Notes: Past performance may or may not be sustained in future.

*Daily average rolling returns over three years of CRISIL Short Term Corporate Bond Index since inception (March 31, 2002) till the period ended April 30, 2019

^ Daily average rolling returns over three years of three-year FD index since inception of the CRISIL Short Term Corporate Bond Index (March 31, 2002) till the period ended April 30, 2019

Three-year FD index has been calculated by considering the simple average of FD rates of the top three (by total deposits) public and private sector banks

Source: CRISIL Research


Corporate bond funds can be considered as an investment alternative for investors with a moderate risk profile and medium-term investment horizon of 3-5 years. Like other debt mutual funds, investment in corporate bond funds for a period exceeding 3 years qualifies for long-term capital gains tax at 20% with indexation. However, investment in high-quality bonds does not indicate that they are risk-free. Rating downgrade of bonds is likely to impact fund’s returns subject to its weightage in the portfolio. Hence, investors need to carefully evaluate the portfolio attributes before investing, to gauge the concentration risk, credit risks and other risks. Investors shall always refer to the Scheme Information Document and Key Information Memorandum of the schemes carefully to understand the detailed risk factors associated with the scheme. Information regarding the same is available in the public domain or investors can seek the help of a financial advisor also.

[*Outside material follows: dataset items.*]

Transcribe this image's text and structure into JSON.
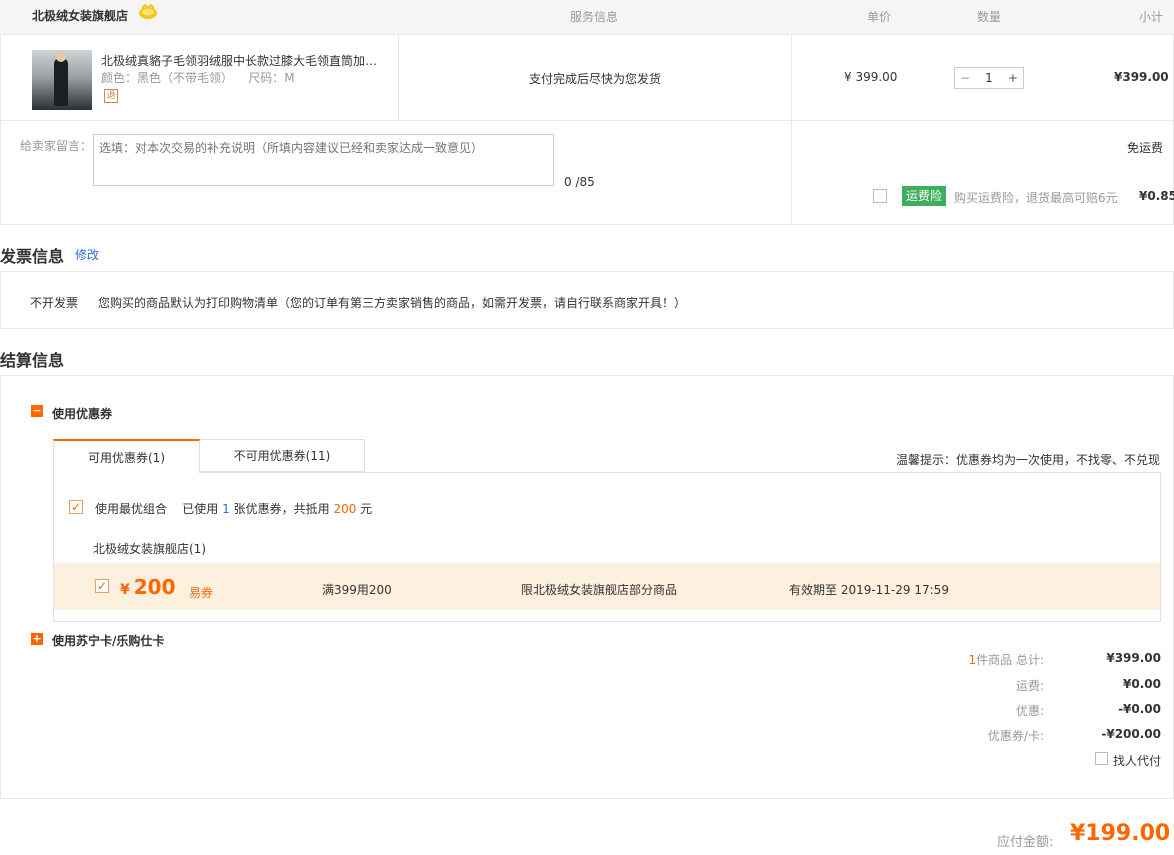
{
  "header": {
    "store_name": "北极绒女装旗舰店",
    "col_service": "服务信息",
    "col_price": "单价",
    "col_qty": "数量",
    "col_subtotal": "小计"
  },
  "product": {
    "title": "北极绒真貉子毛领羽绒服中长款过膝大毛领直筒加…",
    "spec": "颜色：黑色（不带毛领）    尺码：M",
    "return_badge": "退",
    "service": "支付完成后尽快为您发货",
    "unit_price": "¥ 399.00",
    "qty_minus": "−",
    "qty_value": "1",
    "qty_plus": "+",
    "subtotal": "¥399.00"
  },
  "message": {
    "label": "给卖家留言：",
    "placeholder": "选填：对本次交易的补充说明（所填内容建议已经和卖家达成一致意见）",
    "count": "0 /85"
  },
  "shipping": {
    "free": "免运费",
    "insurance_tag": "运费险",
    "insurance_desc": "购买运费险，退货最高可赔6元",
    "insurance_price": "¥0.85"
  },
  "invoice": {
    "title": "发票信息",
    "edit": "修改",
    "type": "不开发票",
    "desc": "您购买的商品默认为打印购物清单（您的订单有第三方卖家销售的商品，如需开发票，请自行联系商家开具！）"
  },
  "settlement": {
    "title": "结算信息",
    "coupon_section": "使用优惠券",
    "coupon_toggle": "−",
    "tab_available": "可用优惠券(1)",
    "tab_unavailable": "不可用优惠券(11)",
    "tip": "温馨提示：优惠券均为一次使用，不找零、不兑现",
    "best_combo": "使用最优组合",
    "best_used_pre": "已使用",
    "best_used_count": "1",
    "best_used_mid": "张优惠券，共抵用",
    "best_used_amount": "200",
    "best_used_post": "元",
    "shop_sub": "北极绒女装旗舰店(1)",
    "coupon": {
      "yen": "¥",
      "amount": "200",
      "type": "易券",
      "rule": "满399用200",
      "scope": "限北极绒女装旗舰店部分商品",
      "expiry": "有效期至 2019-11-29 17:59"
    },
    "card_section": "使用苏宁卡/乐购仕卡",
    "card_toggle": "+"
  },
  "summary": {
    "count": "1",
    "items_label": "件商品 总计:",
    "items_total": "¥399.00",
    "freight_label": "运费:",
    "freight": "¥0.00",
    "discount_label": "优惠:",
    "discount": "-¥0.00",
    "coupon_label": "优惠券/卡:",
    "coupon": "-¥200.00",
    "proxy_pay": "找人代付",
    "pay_label": "应付金额:",
    "pay_total": "¥199.00"
  },
  "colors": {
    "accent": "#ff6600",
    "insurance_green": "#3dae5c",
    "coupon_bg": "#fdf0de",
    "link_blue": "#2a6fd6"
  }
}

Any comparison mentioned in this material is for general information only and not intended to be relied upon as investment advice and is not a recommendation, offer or solicitation to buy or sell any securities or to adopt any investment strategy. Information and content herein have been provided by CRISIL Research, a Division of CRISIL Limited, and is to be read from an investment awareness and education perspective only. Recipient are advised to seek independent professional advice before making any investments. The views / content expressed herein do not constitute the opinions of SBI Mutual Fund or recommendation of any course of action to be followed by the reader. SBI Mutual Fund / SBI Funds Management Private Limited is not guaranteeing or promising or forecasting any returns.

In view of the individual nature of the financial or tax consequences, each investor is advised to consult his/her own financial/tax consultant with respect to specific tax implications arising out of their participation in investments. The tax rates are as per current tax laws and are subject to change.

Mutual Fund investments are subject to market risks, read all scheme related documents carefully.